Home Technology How Emerson’s flow-control tech helped BioBusiness fight COVID-19 in Egypt

How Emerson’s flow-control tech helped BioBusiness fight COVID-19 in Egypt


Moataz Mamdouh, sales manager, Fluid Control Pneumatics at Emerson outlines its role in helping one of its customers develop a ventilator to tackle COVID-19 in Egypt.

As the COVID-19 pandemic spread across the globe, Egyptian health authorities recognised the likely shortage of critical medical equipment, especially ventilators. Egypt has very little domestic device-manufacturing capacity, and, in early 2020, no-one was producing ventilators. A company named BioBusiness was interested in taking up the challenge, but they recognised precise pressure and flow control would be critical to success and turned to Emerson for expert assistance.

BioBusiness was founded in 2009, and is headquartered in Giza, southwest of Cairo. Today the company designs, develops, manufactures, and distributes a range of medical products, including haemodynamic monitoring equipment, temporary pacemakers, oxygen-therapy generators, and patient- and tele-monitoring systems. To help Egypt provide the respiratory care its citizens desperately needed to survive the virus, BioBusiness set out to develop the first ventilator with 100% Egyptian technology — one that could compete with European and American devices. In this endeavour, they had the support of the Egyptian Academy of Scientific Research and Technology as well as the Supreme Council of University Hospitals, which served as the lead partner in clinical trials.

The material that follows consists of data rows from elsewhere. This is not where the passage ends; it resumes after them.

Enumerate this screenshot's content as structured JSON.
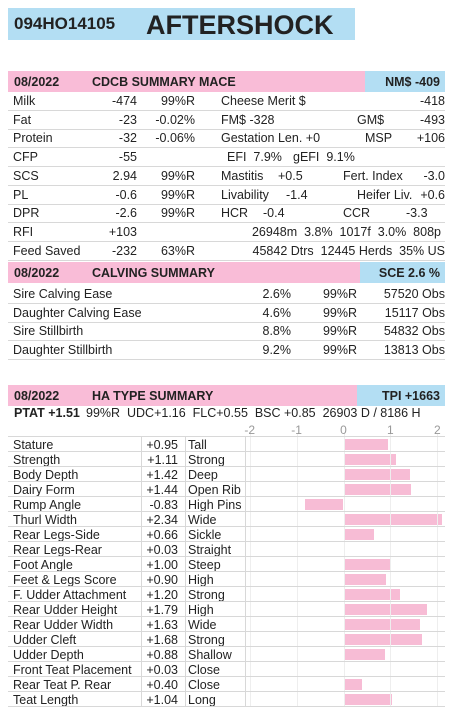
{
  "header": {
    "id": "094HO14105",
    "name": "AFTERSHOCK"
  },
  "summary": {
    "date": "08/2022",
    "title": "CDCB SUMMARY MACE",
    "badge": "NM$ -409",
    "rows": [
      [
        "Milk",
        "-474",
        "99%R",
        "Cheese Merit $",
        "-418"
      ],
      [
        "Fat",
        "-23",
        "-0.02%",
        "FM$ -328",
        "GM$",
        "-493"
      ],
      [
        "Protein",
        "-32",
        "-0.06%",
        "Gestation Len. +0",
        "MSP",
        "+106"
      ],
      [
        "CFP",
        "-55",
        "EFI  7.9%",
        "gEFI  9.1%"
      ],
      [
        "SCS",
        "2.94",
        "99%R",
        "Mastitis",
        "+0.5",
        "Fert. Index",
        "-3.0"
      ],
      [
        "PL",
        "-0.6",
        "99%R",
        "Livability",
        "-1.4",
        "Heifer Liv.",
        "+0.6"
      ],
      [
        "DPR",
        "-2.6",
        "99%R",
        "HCR",
        "-0.4",
        "CCR",
        "-3.3"
      ],
      [
        "RFI",
        "+103",
        "26948m  3.8%  1017f  3.0%  808p"
      ],
      [
        "Feed Saved",
        "-232",
        "63%R",
        "45842 Dtrs  12445 Herds  35% US"
      ]
    ]
  },
  "calving": {
    "date": "08/2022",
    "title": "CALVING SUMMARY",
    "badge": "SCE 2.6 %",
    "rows": [
      [
        "Sire Calving Ease",
        "2.6%",
        "99%R",
        "57520 Obs"
      ],
      [
        "Daughter Calving Ease",
        "4.6%",
        "99%R",
        "15117 Obs"
      ],
      [
        "Sire Stillbirth",
        "8.8%",
        "99%R",
        "54832 Obs"
      ],
      [
        "Daughter Stillbirth",
        "9.2%",
        "99%R",
        "13813 Obs"
      ]
    ]
  },
  "type_summary": {
    "date": "08/2022",
    "title": "HA TYPE SUMMARY",
    "badge": "TPI +1663",
    "ptat": "PTAT +1.51",
    "ptat_details": "99%R  UDC+1.16  FLC+0.55  BSC +0.85  26903 D / 8186 H",
    "chart": {
      "type": "bar",
      "categories": [
        "Stature",
        "Strength",
        "Body Depth",
        "Dairy Form",
        "Rump Angle",
        "Thurl Width",
        "Rear Legs-Side",
        "Rear Legs-Rear",
        "Foot Angle",
        "Feet & Legs Score",
        "F. Udder Attachment",
        "Rear Udder Height",
        "Rear Udder Width",
        "Udder Cleft",
        "Udder Depth",
        "Front Teat Placement",
        "Rear Teat P. Rear",
        "Teat Length"
      ],
      "values": [
        0.95,
        1.11,
        1.42,
        1.44,
        -0.83,
        2.34,
        0.66,
        0.03,
        1.0,
        0.9,
        1.2,
        1.79,
        1.63,
        1.68,
        0.88,
        0.03,
        0.4,
        1.04
      ],
      "value_labels": [
        "+0.95",
        "+1.11",
        "+1.42",
        "+1.44",
        "-0.83",
        "+2.34",
        "+0.66",
        "+0.03",
        "+1.00",
        "+0.90",
        "+1.20",
        "+1.79",
        "+1.63",
        "+1.68",
        "+0.88",
        "+0.03",
        "+0.40",
        "+1.04"
      ],
      "descriptions": [
        "Tall",
        "Strong",
        "Deep",
        "Open Rib",
        "High Pins",
        "Wide",
        "Sickle",
        "Straight",
        "Steep",
        "High",
        "Strong",
        "High",
        "Wide",
        "Strong",
        "Shallow",
        "Close",
        "Close",
        "Long"
      ],
      "color": "#f7bcd5",
      "xlim": [
        -2.1,
        2.1
      ],
      "xticks": [
        -2,
        -1,
        0,
        1,
        2
      ]
    }
  }
}
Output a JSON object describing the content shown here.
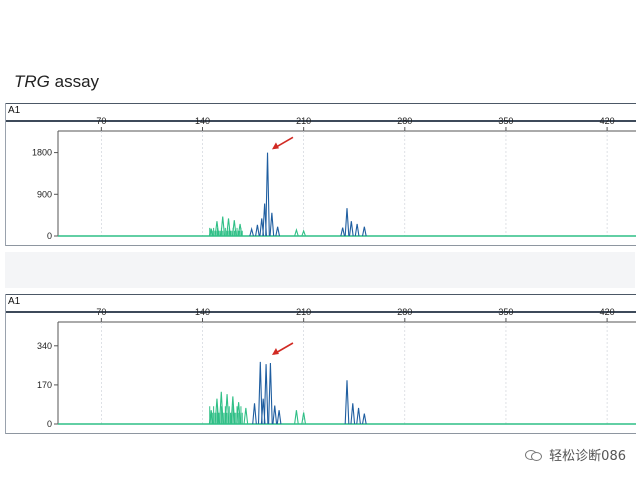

“Although many organisations in the Middle East and Africa have tried to produce this type of device,” noted Eng. Mostafa El-Wakeel, CEO of BioBusiness, “none had been able to complete the task and deliver a final product. We were determined that this effort would be successful.”

The objective was to develop a basic platform with internal components that could support all types of treatment, from non-invasive oxygen delivery to more invasive therapies that use an endotracheal tube or tracheostomy tube. Production and approvals would take place in phases, starting with high-flow oxygen devices, then noninvasive machines and finally invasive ventilators.

BioBusiness has substantial R&D and manufacturing talent, and they were able to design a system that used 70% local product content, including software as well as many internal components and cables. There is no indigenous source, however, for the all-important pressure- and flow-control valves and regulators. To meet this need, BioBusiness turned to Emerson for ASCO valves and AVENTICS regulators that are proven in similar applications. Emerson has considerable experience working with other ventilator manufacturers, and they were able to collaborate with BioBusiness to build a prototype, completing the project ahead of schedule. Emerson’s technical expertise and local customer-service organisation proved indispensable in the fast-track development project.

Emerson recommended compact, ultra-reliable ASCO Series 202 Preciflow solenoid valves to proportionally control the flow of gases by varying the electrical input signal to the coil. For pressure regulation, the AVENTICS CR1-OX diaphragm-type cartridge valves were selected. Both these components are specifically designed for medical equipment and analytical instrumentation and deliver highly precise control and repeatability, while enabling mounting flexibility.

Two years after starting the project, BioBusiness has built over 50 devices in the factories of the Arab Organization for Industrialization, the manufacturing partner for the project. Branded as BioVent A Series, the ventilators have been delivered to 13 hospitals in Egypt. A total of 500 units are slated to be produced by the end of 2022. Emerson and BioBusiness are also currently working on the design and prototype of what will become the E Series ventilator for use in intensive-care environments.

”Emerson is proud to be able to support BioBusiness in helping ramp up the manufacturing of life-saving health care devices,” said Khaled Saleh, area director for Egypt, Libya and Sudan at Emerson’s Automation Solutions business. “We will continue to offer our expertise in building such innovations to help the world fight this pandemic.”

For BioBusiness, El Wakeel sums it up this way: “The battle is far from over. As long as COVID-19 and other respiratory illnesses threaten the region and the world, we will continue to innovate and create new solutions to meet the evolving challenges. Emerson’s advanced automation technologies arm us with the weapons necessary to combat the pandemic and help save lives.”